Отец Никиты – профессор филфака, так что историю Университета Никита знает отлично. Иногда он, конечно, рассказывает совсем удивительное: мол, Основное Здание за пять лет до войны построили ветераны Проведения Границ, которых специально для этого арестовали и направили сюда под конвоем сотрудников Учреждения. Якобы все пять высоток так и строили. Лёля тогда спросила, почему не могли строить обычные строители, а Никита объяснил, что это что-то вроде жертвоприношения. Пять высоток – это же вершины звезды, вписанной в круг, она должна охранять столицу. Ну, считалось, чтобы усилить охранную силу, нужно было строить именно так.

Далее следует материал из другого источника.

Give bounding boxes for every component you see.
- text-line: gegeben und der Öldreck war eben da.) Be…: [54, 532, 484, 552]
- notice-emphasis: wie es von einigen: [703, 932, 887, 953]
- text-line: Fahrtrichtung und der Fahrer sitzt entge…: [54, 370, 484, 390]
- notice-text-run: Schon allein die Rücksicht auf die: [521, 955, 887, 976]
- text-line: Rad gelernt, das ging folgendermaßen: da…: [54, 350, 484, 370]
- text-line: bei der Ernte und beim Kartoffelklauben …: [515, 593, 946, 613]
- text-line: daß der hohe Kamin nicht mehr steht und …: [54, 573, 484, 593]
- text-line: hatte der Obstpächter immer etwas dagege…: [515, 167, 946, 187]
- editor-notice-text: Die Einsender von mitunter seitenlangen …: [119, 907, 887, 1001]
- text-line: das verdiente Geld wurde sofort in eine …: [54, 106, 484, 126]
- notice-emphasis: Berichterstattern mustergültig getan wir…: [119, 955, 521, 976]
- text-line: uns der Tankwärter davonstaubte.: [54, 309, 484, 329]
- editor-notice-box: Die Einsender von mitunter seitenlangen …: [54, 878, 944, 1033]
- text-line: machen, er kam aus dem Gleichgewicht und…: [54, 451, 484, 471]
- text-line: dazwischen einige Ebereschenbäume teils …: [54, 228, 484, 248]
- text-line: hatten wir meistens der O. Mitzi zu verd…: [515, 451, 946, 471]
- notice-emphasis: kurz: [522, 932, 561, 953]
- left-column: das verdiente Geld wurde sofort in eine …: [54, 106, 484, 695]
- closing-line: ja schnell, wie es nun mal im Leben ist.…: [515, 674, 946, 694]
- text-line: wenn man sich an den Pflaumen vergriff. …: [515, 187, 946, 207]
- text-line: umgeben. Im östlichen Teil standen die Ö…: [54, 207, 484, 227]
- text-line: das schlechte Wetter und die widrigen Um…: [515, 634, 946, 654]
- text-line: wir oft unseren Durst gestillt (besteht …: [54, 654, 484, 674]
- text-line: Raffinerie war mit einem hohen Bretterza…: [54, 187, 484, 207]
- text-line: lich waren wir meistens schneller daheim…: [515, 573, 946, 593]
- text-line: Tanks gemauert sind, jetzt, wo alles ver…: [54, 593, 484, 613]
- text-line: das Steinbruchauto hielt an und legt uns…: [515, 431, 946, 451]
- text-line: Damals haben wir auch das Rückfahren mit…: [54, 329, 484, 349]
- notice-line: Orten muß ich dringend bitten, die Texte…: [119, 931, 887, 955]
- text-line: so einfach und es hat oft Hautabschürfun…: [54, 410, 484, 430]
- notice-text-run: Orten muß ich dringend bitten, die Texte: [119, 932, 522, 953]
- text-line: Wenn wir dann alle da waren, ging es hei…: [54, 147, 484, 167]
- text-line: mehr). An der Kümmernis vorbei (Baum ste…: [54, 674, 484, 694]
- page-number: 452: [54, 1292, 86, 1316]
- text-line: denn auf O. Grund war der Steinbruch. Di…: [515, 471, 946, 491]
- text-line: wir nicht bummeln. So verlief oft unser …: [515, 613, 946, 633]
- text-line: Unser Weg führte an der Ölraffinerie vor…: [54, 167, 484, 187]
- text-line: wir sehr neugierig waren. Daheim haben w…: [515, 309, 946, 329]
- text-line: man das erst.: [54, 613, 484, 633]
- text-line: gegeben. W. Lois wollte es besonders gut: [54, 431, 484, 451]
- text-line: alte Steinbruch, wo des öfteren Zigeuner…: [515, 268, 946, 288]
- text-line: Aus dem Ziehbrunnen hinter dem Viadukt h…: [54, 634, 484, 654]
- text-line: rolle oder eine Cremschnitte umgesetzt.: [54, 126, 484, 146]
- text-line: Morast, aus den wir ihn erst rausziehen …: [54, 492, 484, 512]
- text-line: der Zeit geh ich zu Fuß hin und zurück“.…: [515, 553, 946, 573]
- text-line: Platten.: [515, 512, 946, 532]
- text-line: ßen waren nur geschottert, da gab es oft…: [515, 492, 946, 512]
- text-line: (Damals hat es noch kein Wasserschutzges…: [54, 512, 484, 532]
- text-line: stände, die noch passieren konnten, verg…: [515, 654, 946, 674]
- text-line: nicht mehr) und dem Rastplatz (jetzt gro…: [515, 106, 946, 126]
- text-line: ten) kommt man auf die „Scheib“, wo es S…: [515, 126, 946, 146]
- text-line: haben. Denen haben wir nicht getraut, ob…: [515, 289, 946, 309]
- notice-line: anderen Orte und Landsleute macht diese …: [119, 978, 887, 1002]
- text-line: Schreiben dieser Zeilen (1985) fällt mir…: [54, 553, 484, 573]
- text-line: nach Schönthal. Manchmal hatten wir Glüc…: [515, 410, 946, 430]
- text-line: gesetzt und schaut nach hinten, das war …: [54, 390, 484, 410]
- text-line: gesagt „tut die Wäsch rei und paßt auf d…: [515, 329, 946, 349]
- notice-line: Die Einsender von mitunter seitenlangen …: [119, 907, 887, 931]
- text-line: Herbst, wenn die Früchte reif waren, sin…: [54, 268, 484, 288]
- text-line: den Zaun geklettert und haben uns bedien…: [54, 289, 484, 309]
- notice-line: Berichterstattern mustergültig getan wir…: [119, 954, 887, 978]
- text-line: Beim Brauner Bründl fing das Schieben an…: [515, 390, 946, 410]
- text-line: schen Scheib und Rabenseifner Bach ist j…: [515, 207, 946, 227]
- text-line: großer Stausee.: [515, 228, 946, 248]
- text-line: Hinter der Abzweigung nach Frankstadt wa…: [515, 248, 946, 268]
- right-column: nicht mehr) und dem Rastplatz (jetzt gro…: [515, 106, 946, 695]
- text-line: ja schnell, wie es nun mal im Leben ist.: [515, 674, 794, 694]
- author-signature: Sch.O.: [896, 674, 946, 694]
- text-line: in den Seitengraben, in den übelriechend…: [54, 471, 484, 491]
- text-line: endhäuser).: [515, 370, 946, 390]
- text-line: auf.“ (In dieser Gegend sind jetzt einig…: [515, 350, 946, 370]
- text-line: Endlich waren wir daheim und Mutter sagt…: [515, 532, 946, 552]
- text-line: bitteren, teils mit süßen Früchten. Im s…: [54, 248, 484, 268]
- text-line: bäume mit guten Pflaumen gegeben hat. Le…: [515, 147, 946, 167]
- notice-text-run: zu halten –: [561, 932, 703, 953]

Лёля, конечно, ему не поверила.
Глеб придерживает тяжелую дверь, Лёля ему улыбается. Ей кажется, Глеб немножко в нее влюблен. Это приятно. Многие мальчики влюблены в нее, а вот ей никто особо не нравится. Ну, может, немножко Никита – с широкими плечами пловца, светлыми локонами и циничной улыбкой человека, много повидавшего в жизни. Никита старше Лёли на два года: после школы не стал никуда поступать, а пошел в армию. Говорит, служил на Границе, но подробностей не рассказывает. Тоже, небось, была собака и автомат с серебряными пулями.
Лёля проходит мимо афиши университетского клуба – в пятницу снова показывают «Запас прочности». Может, еще раз сходить? Илья Гурамов такой красавчик! Точно, сначала в кино, а потом на дискотеку в Дом Студента. Главное – портвейна пить поменьше, чем в прошлый раз.

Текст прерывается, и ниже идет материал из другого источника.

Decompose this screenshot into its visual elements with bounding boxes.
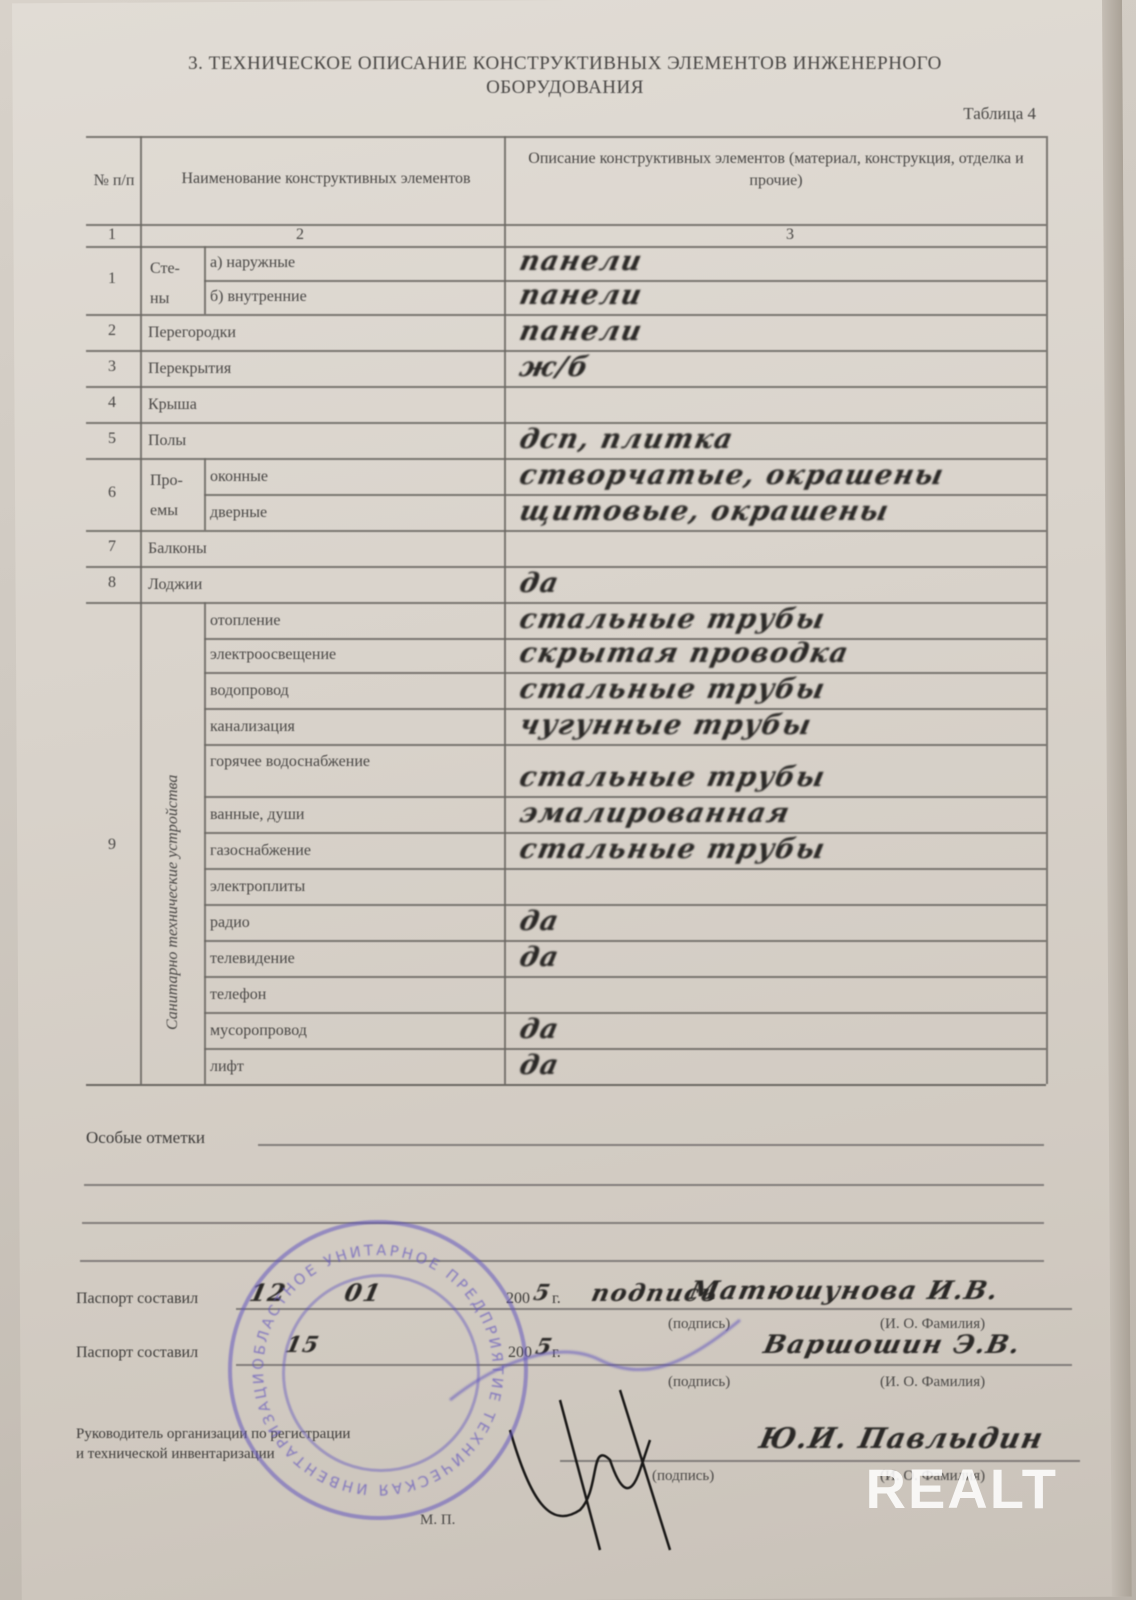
- row-border: [204, 744, 1046, 746]
- row-name: Полы: [148, 432, 186, 450]
- group-label-openings: Про- емы: [150, 466, 194, 526]
- row-name: водопровод: [210, 682, 289, 700]
- header-name: Наименование конструктивных элементов: [156, 168, 496, 190]
- row-number: 4: [108, 394, 116, 412]
- row-number: 5: [108, 430, 116, 448]
- notes-line-1: [258, 1144, 1044, 1146]
- row-name: газоснабжение: [210, 842, 311, 860]
- table-right-border: [1046, 136, 1048, 1084]
- row-border: [204, 940, 1046, 942]
- compiled-by-label-2: Паспорт составил: [76, 1344, 198, 1362]
- row-value: дсп, плитка: [517, 424, 737, 455]
- row-number: 9: [108, 836, 116, 854]
- row-value: панели: [517, 316, 646, 347]
- column-number-2: 2: [296, 226, 304, 244]
- notes-line-3: [82, 1222, 1044, 1224]
- row-name: лифт: [210, 1058, 244, 1076]
- group-label-walls: Сте- ны: [150, 254, 194, 314]
- row-border: [204, 976, 1046, 978]
- elements-table: № п/пНаименование конструктивных элемент…: [86, 136, 1046, 1111]
- row-number: 1: [108, 270, 116, 288]
- notes-line-4: [80, 1260, 1044, 1262]
- row-name: а) наружные: [210, 254, 295, 272]
- row-name: б) внутренние: [210, 288, 307, 306]
- row-number: 3: [108, 358, 116, 376]
- row-value: эмалированная: [517, 798, 794, 829]
- table-bottom-border: [86, 1084, 1046, 1086]
- title-line-2: ОБОРУДОВАНИЯ: [100, 76, 1030, 100]
- table-top-border: [86, 136, 1046, 138]
- row-value: да: [517, 942, 563, 973]
- row-name: Балконы: [148, 540, 207, 558]
- row-name: отопление: [210, 612, 280, 630]
- row-name: электроплиты: [210, 878, 305, 896]
- row-name: горячее водоснабжение: [210, 750, 410, 774]
- blue-ink-signature: [440, 1300, 760, 1420]
- compiled-by-label-1: Паспорт составил: [76, 1290, 198, 1308]
- compiled-name-2: Варшошин Э.В.: [761, 1330, 1024, 1360]
- row-border: [204, 868, 1046, 870]
- row-value: створчатые, окрашены: [517, 460, 948, 491]
- row-name: оконные: [210, 468, 268, 486]
- notes-line-2: [84, 1184, 1044, 1186]
- row-value: ж/б: [517, 352, 593, 383]
- row-name: электроосвещение: [210, 646, 336, 664]
- row-value: щитовые, окрашены: [517, 496, 893, 527]
- document-title: 3. ТЕХНИЧЕСКОЕ ОПИСАНИЕ КОНСТРУКТИВНЫХ Э…: [100, 52, 1030, 100]
- row-name: Перекрытия: [148, 360, 231, 378]
- header-bottom-border: [86, 224, 1046, 226]
- group-label-sanitary: Санитарно технические устройства: [164, 775, 182, 1030]
- row-name: телевидение: [210, 950, 295, 968]
- realt-watermark: REALT: [866, 1456, 1059, 1521]
- row-value: да: [517, 1014, 563, 1045]
- row-value: да: [517, 568, 563, 599]
- row-name: телефон: [210, 986, 266, 1004]
- row-name: дверные: [210, 504, 267, 522]
- row-value: панели: [517, 246, 646, 277]
- row-value: да: [517, 906, 563, 937]
- row-number: 6: [108, 484, 116, 502]
- row-border: [86, 530, 1046, 532]
- row-name: радио: [210, 914, 250, 932]
- row-number: 8: [108, 574, 116, 592]
- title-line-1: 3. ТЕХНИЧЕСКОЕ ОПИСАНИЕ КОНСТРУКТИВНЫХ Э…: [100, 52, 1030, 76]
- notes-label: Особые отметки: [86, 1128, 205, 1148]
- header-num: № п/п: [90, 170, 138, 192]
- row-name: канализация: [210, 718, 295, 736]
- row-name: мусоропровод: [210, 1022, 307, 1040]
- row-border: [204, 1012, 1046, 1014]
- row-value: стальные трубы: [517, 834, 829, 865]
- row-number: 7: [108, 538, 116, 556]
- col-divider-num: [140, 136, 142, 1084]
- row-border: [204, 1048, 1046, 1050]
- row-border: [86, 566, 1046, 568]
- row-name: Лоджии: [148, 576, 202, 594]
- column-number-3: 3: [786, 226, 794, 244]
- row-value: скрытая проводка: [517, 638, 852, 669]
- row-value: чугунные трубы: [517, 710, 815, 741]
- row-border: [86, 386, 1046, 388]
- row-value: да: [517, 1050, 563, 1081]
- caption-name-2: (И. О. Фамилия): [880, 1374, 985, 1391]
- paper-edge: [1102, 0, 1132, 1597]
- table-label: Таблица 4: [963, 104, 1036, 124]
- row-name: Крыша: [148, 396, 197, 414]
- row-value: панели: [517, 280, 646, 311]
- row-value: стальные трубы: [517, 762, 829, 793]
- row-value: стальные трубы: [517, 604, 829, 635]
- row-number: 2: [108, 322, 116, 340]
- column-number-1: 1: [108, 226, 116, 244]
- head-name: Ю.И. Павлыдин: [756, 1422, 1046, 1455]
- header-description: Описание конструктивных элементов (матер…: [526, 148, 1026, 192]
- row-value: стальные трубы: [517, 674, 829, 705]
- row-name: ванные, души: [210, 806, 304, 824]
- row-name: Перегородки: [148, 324, 236, 342]
- row-border: [204, 904, 1046, 906]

У лифтов, как всегда, очередь, так что Лёля с Глебом вбегают в аудиторию под треньканье звонка. Лёля садится на свободное место, достает тетрадку и бережно конспектирует все, что говорит молодой преподаватель у доски.
Обычный университетский день прилежной первокурсницы. После занятий Лёля вернется домой, подготовится к завтрашнему семинару, найдет предлог позвонить Никите (ой, надо уточнить задание!), вечером посмотрит с родителями телевизор, полчаса поваляется в ванне (маме как раз привезли италийские ароматические соли) и отправится спать.

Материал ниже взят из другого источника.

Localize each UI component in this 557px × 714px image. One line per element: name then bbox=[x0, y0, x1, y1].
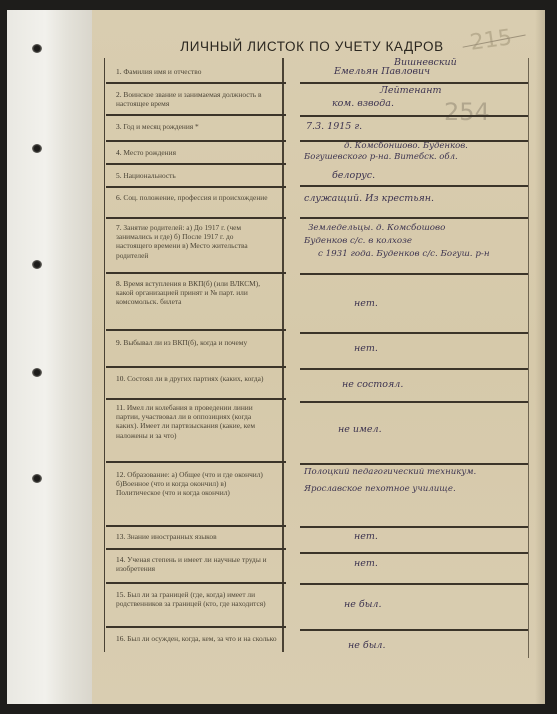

Если спросить Лёлю о будущем, она скажет, что на отлично закончит Университет, потом, наверно, поступит в аспирантуру и пойдет работать в один из тех научных институтов, где умные и красивые люди изучают древнюю историю, а лучшие из них раз в пять-шесть лет даже ездят на конференции в Заграничье. И конечно, она выйдет замуж, не очень скоро, тут ни к чему спешить, – где-то на четвертом-пятом курсе, может, даже в аспирантуре. Муж, наверно, тоже будет историк, с широкими плечами и светлыми локонами… ну, как она любит, и у них, конечно, будут дети, скажем, мальчик и девочка или две девочки. А может, два мальчика? Нет, нет, этого она не переживет! Хотя, конечно, как получится, так получится.